Les spectateurs tunisiens n'en savent rien, les politiques semblent l'ignorer et la Haica ne mesure pas pleinement le désastre dans lequel verse le secteur télévisuel en Tunisie. La décision de la télévision nationale de ne pas produire de feuilletons a fait couler beaucoup d'encre ; et toutes télévisions confondues, il n'y aura, apparemment, cette année de place sur nos petits écrans que pour un seul feuilleton. Il ne reste de la fiction tunisienne que la pointe d'un iceberg dont le corps est désormais complètement noyé.
Revenons sur les productions fictionnelles des dernières années. En dehors des considérations qualitatives, nous pouvons constater que les productions suivantes sont déficitaires : «Il Risk» Hannibal TV 2015, «L'ambulance» Ettassia 2015, «Hkeyet Tounssia» El Hiwar Ettounsi 2015, «Al Akaber» Hannibal TV 2016, «Flashback S01» El Hiwar Ettounsi 2016, «Flashback S02» Ettassia 2017(*).

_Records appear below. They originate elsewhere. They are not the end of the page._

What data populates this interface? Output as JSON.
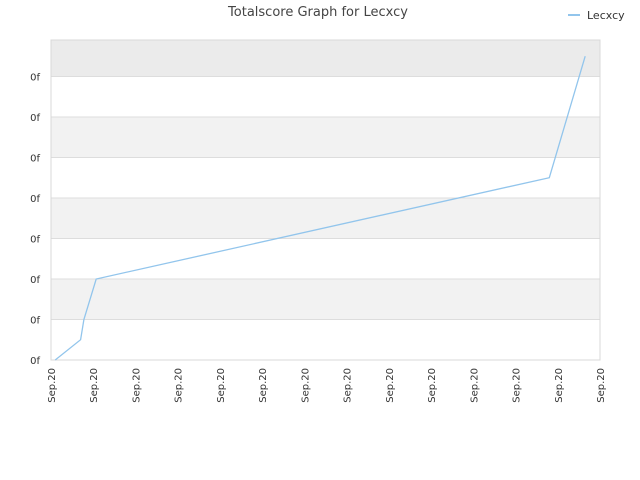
{
  "chart_data": {
    "type": "line",
    "title": "Totalscore Graph for Lecxcy",
    "xlabel": "",
    "ylabel": "",
    "x_tick_labels": [
      "Sep.20",
      "Sep.20",
      "Sep.20",
      "Sep.20",
      "Sep.20",
      "Sep.20",
      "Sep.20",
      "Sep.20",
      "Sep.20",
      "Sep.20",
      "Sep.20",
      "Sep.20",
      "Sep.20",
      "Sep.20"
    ],
    "y_tick_labels": [
      "0f",
      "0f",
      "0f",
      "0f",
      "0f",
      "0f",
      "0f",
      "0f"
    ],
    "legend_position": "top-right",
    "grid": true,
    "series": [
      {
        "name": "Lecxcy",
        "color": "#92c5ec",
        "points": [
          {
            "x": 0.1,
            "y": 0
          },
          {
            "x": 0.7,
            "y": 0.5
          },
          {
            "x": 0.78,
            "y": 1.0
          },
          {
            "x": 1.07,
            "y": 2.0
          },
          {
            "x": 11.8,
            "y": 4.5
          },
          {
            "x": 12.65,
            "y": 7.5
          }
        ]
      }
    ],
    "xlim": [
      0,
      13
    ],
    "ylim": [
      0,
      7.9
    ]
  },
  "colors": {
    "band": "#f2f2f2",
    "top_band": "#ebebeb",
    "grid": "#dddddd",
    "axis": "#cccccc"
  }
}
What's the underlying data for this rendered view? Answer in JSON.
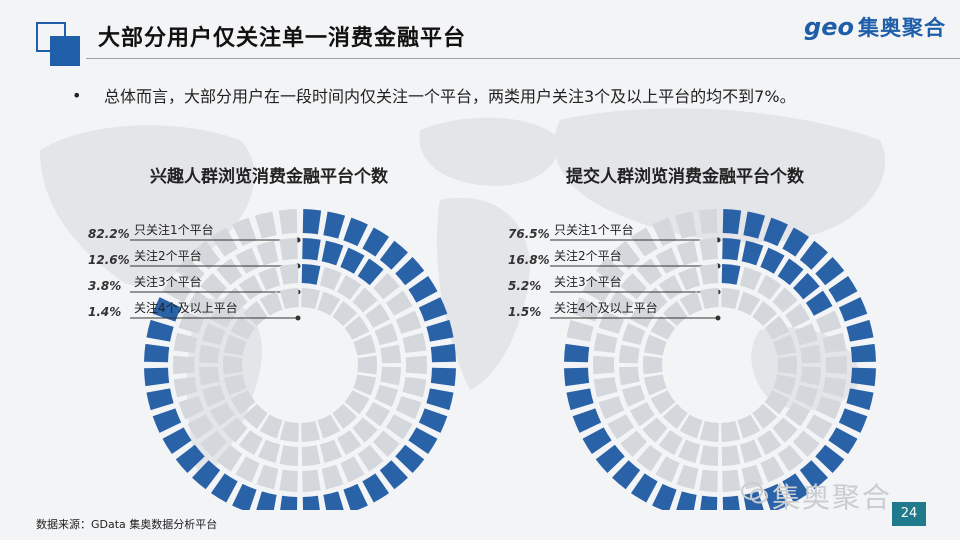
{
  "page": {
    "title": "大部分用户仅关注单一消费金融平台",
    "bullet": "总体而言，大部分用户在一段时间内仅关注一个平台，两类用户关注3个及以上平台的均不到7%。",
    "logo_en": "geo",
    "logo_cn": "集奥聚合",
    "source": "数据来源：GData  集奥数据分析平台",
    "watermark": "集奥聚合",
    "page_number": "24",
    "accent_color": "#2a62a8",
    "muted_color": "#d4d7db"
  },
  "chart_data": [
    {
      "type": "pie",
      "title": "兴趣人群浏览消费金融平台个数",
      "categories": [
        "只关注1个平台",
        "关注2个平台",
        "关注3个平台",
        "关注4个及以上平台"
      ],
      "values": [
        82.2,
        12.6,
        3.8,
        1.4
      ],
      "labels": [
        "82.2%",
        "12.6%",
        "3.8%",
        "1.4%"
      ]
    },
    {
      "type": "pie",
      "title": "提交人群浏览消费金融平台个数",
      "categories": [
        "只关注1个平台",
        "关注2个平台",
        "关注3个平台",
        "关注4个及以上平台"
      ],
      "values": [
        76.5,
        16.8,
        5.2,
        1.5
      ],
      "labels": [
        "76.5%",
        "16.8%",
        "5.2%",
        "1.5%"
      ]
    }
  ]
}
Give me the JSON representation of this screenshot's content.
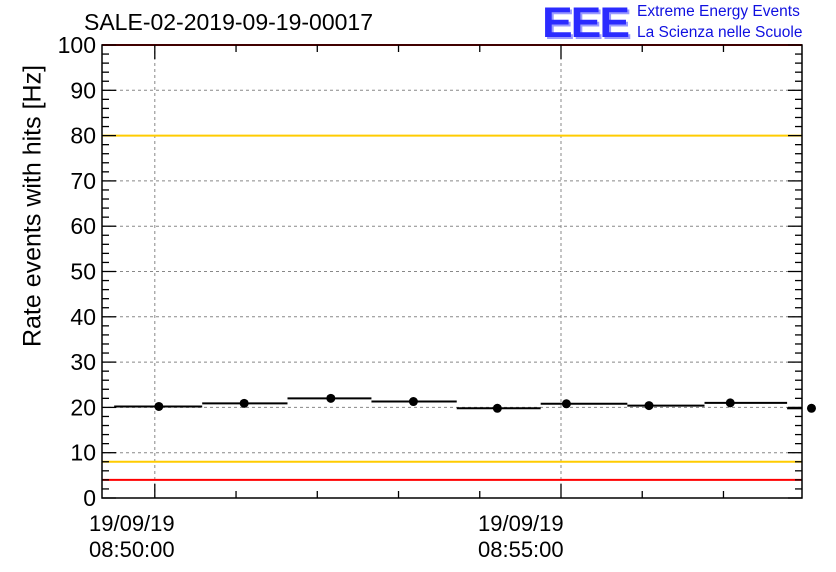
{
  "title": "SALE-02-2019-09-19-00017",
  "logo": {
    "mark": "EEE",
    "line1": "Extreme Energy Events",
    "line2": "La Scienza nelle Scuole"
  },
  "colors": {
    "red_limit": "#ff0000",
    "yellow_limit": "#ffcc00",
    "data": "#000000",
    "grid": "#888888",
    "logo": "#2b2bff"
  },
  "chart_data": {
    "type": "scatter",
    "title": "SALE-02-2019-09-19-00017",
    "ylabel": "Rate events with hits [Hz]",
    "xlabel": "",
    "ylim": [
      0,
      100
    ],
    "yticks": [
      0,
      10,
      20,
      30,
      40,
      50,
      60,
      70,
      80,
      90,
      100
    ],
    "xlim": [
      "08:49:21",
      "08:57:58"
    ],
    "x_tick_labels": [
      {
        "time": "08:50:00",
        "date": "19/09/19",
        "label_time": "08:50:00"
      },
      {
        "time": "08:55:00",
        "date": "19/09/19",
        "label_time": "08:55:00"
      }
    ],
    "grid": true,
    "points": [
      {
        "x": "08:50:03",
        "y": 20.2,
        "bin_start": "08:49:30",
        "bin_end": "08:50:35"
      },
      {
        "x": "08:51:06",
        "y": 20.9,
        "bin_start": "08:50:35",
        "bin_end": "08:51:38"
      },
      {
        "x": "08:52:10",
        "y": 22.0,
        "bin_start": "08:51:38",
        "bin_end": "08:52:40"
      },
      {
        "x": "08:53:11",
        "y": 21.3,
        "bin_start": "08:52:40",
        "bin_end": "08:53:43"
      },
      {
        "x": "08:54:13",
        "y": 19.8,
        "bin_start": "08:53:43",
        "bin_end": "08:54:45"
      },
      {
        "x": "08:55:04",
        "y": 20.8,
        "bin_start": "08:54:45",
        "bin_end": "08:55:49"
      },
      {
        "x": "08:56:05",
        "y": 20.4,
        "bin_start": "08:55:49",
        "bin_end": "08:56:46"
      },
      {
        "x": "08:57:05",
        "y": 21.0,
        "bin_start": "08:56:46",
        "bin_end": "08:57:47"
      },
      {
        "x": "08:58:05",
        "y": 19.8,
        "bin_start": "08:57:47",
        "bin_end": "08:57:58"
      }
    ],
    "reference_lines": [
      {
        "y": 100,
        "color": "#ff0000"
      },
      {
        "y": 80,
        "color": "#ffcc00"
      },
      {
        "y": 8,
        "color": "#ffcc00"
      },
      {
        "y": 4,
        "color": "#ff0000"
      }
    ]
  }
}
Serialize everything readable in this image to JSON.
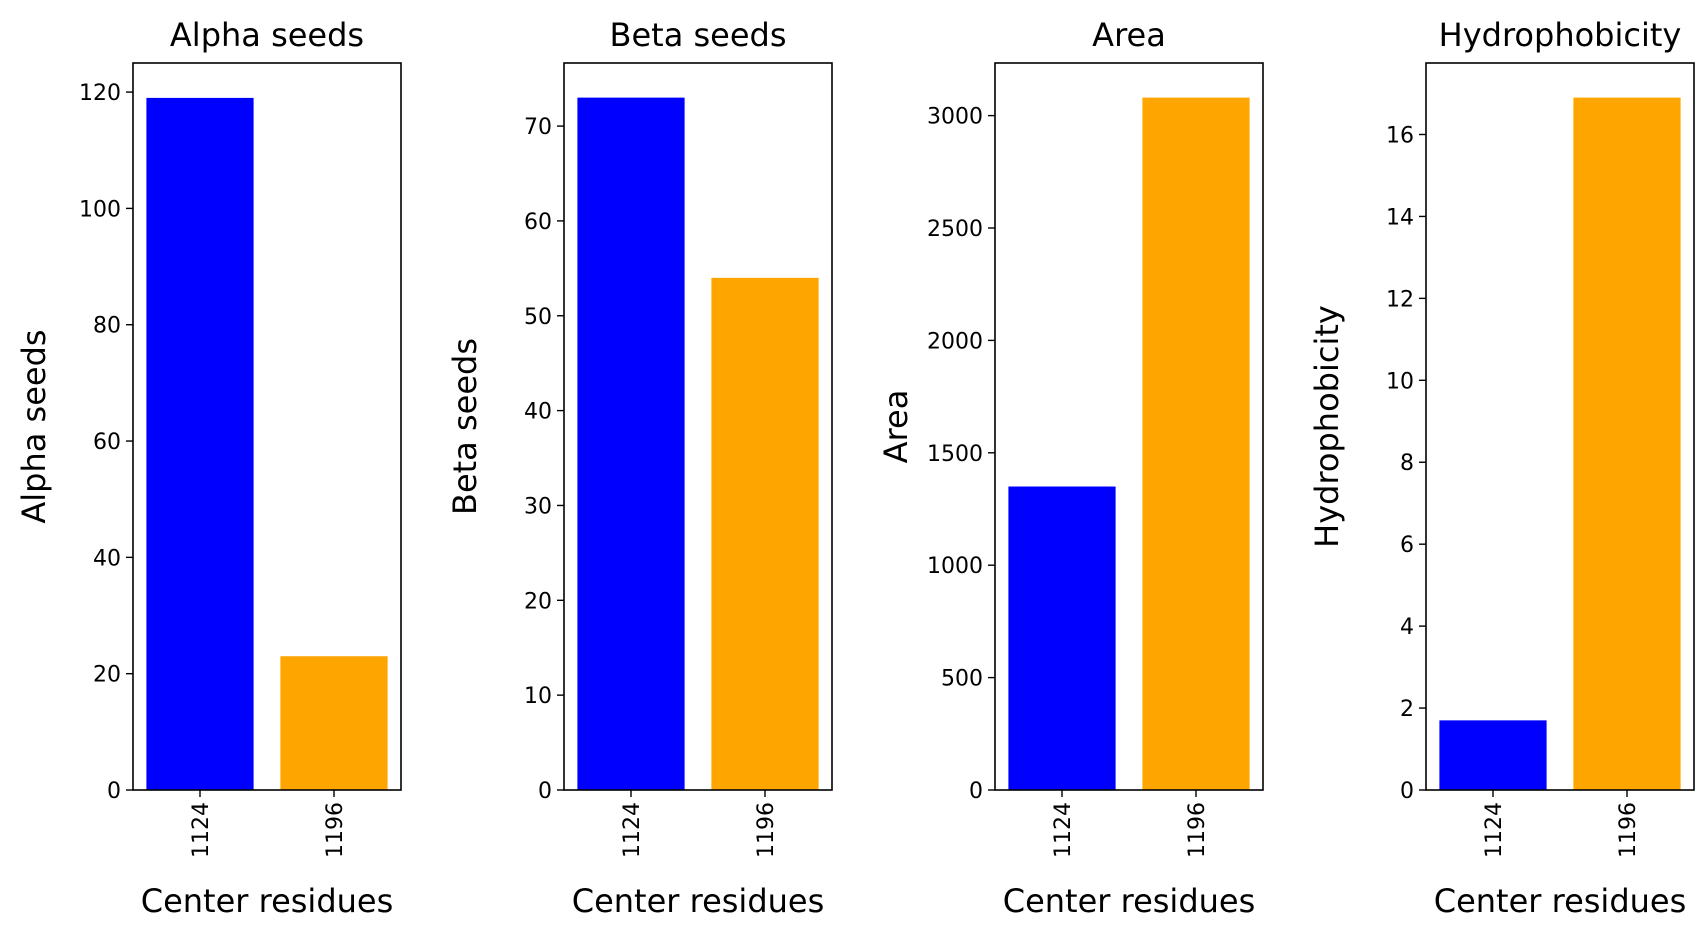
{
  "chart_data": [
    {
      "type": "bar",
      "title": "Alpha seeds",
      "xlabel": "Center residues",
      "ylabel": "Alpha seeds",
      "categories": [
        "1124",
        "1196"
      ],
      "values": [
        119,
        23
      ],
      "colors": [
        "#0000ff",
        "#ffa500"
      ],
      "ylim": [
        0,
        125
      ],
      "yticks": [
        0,
        20,
        40,
        60,
        80,
        100,
        120
      ],
      "grid": false
    },
    {
      "type": "bar",
      "title": "Beta seeds",
      "xlabel": "Center residues",
      "ylabel": "Beta seeds",
      "categories": [
        "1124",
        "1196"
      ],
      "values": [
        73,
        54
      ],
      "colors": [
        "#0000ff",
        "#ffa500"
      ],
      "ylim": [
        0,
        76.65
      ],
      "yticks": [
        0,
        10,
        20,
        30,
        40,
        50,
        60,
        70
      ],
      "grid": false
    },
    {
      "type": "bar",
      "title": "Area",
      "xlabel": "Center residues",
      "ylabel": "Area",
      "categories": [
        "1124",
        "1196"
      ],
      "values": [
        1350,
        3080
      ],
      "colors": [
        "#0000ff",
        "#ffa500"
      ],
      "ylim": [
        0,
        3234
      ],
      "yticks": [
        0,
        500,
        1000,
        1500,
        2000,
        2500,
        3000
      ],
      "grid": false
    },
    {
      "type": "bar",
      "title": "Hydrophobicity",
      "xlabel": "Center residues",
      "ylabel": "Hydrophobicity",
      "categories": [
        "1124",
        "1196"
      ],
      "values": [
        1.7,
        16.9
      ],
      "colors": [
        "#0000ff",
        "#ffa500"
      ],
      "ylim": [
        0,
        17.745
      ],
      "yticks": [
        0,
        2,
        4,
        6,
        8,
        10,
        12,
        14,
        16
      ],
      "grid": false
    }
  ]
}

Le point commun à une grande partie de ces productions, le «bartering», un terme barbare pour désigner une pratique commerciale. Cette pratique, née pour (et avec) les «soap operas», est sauvagement pratiquée en ce moment en Tunisie. Il s'agit d'un concept apparu aux Etats-Unis dans les années 1930, grâce à cette pratique, l'industrie finançait des émissions radio ou télé contre de l'espace publicitaire (d'où le terme soap opera).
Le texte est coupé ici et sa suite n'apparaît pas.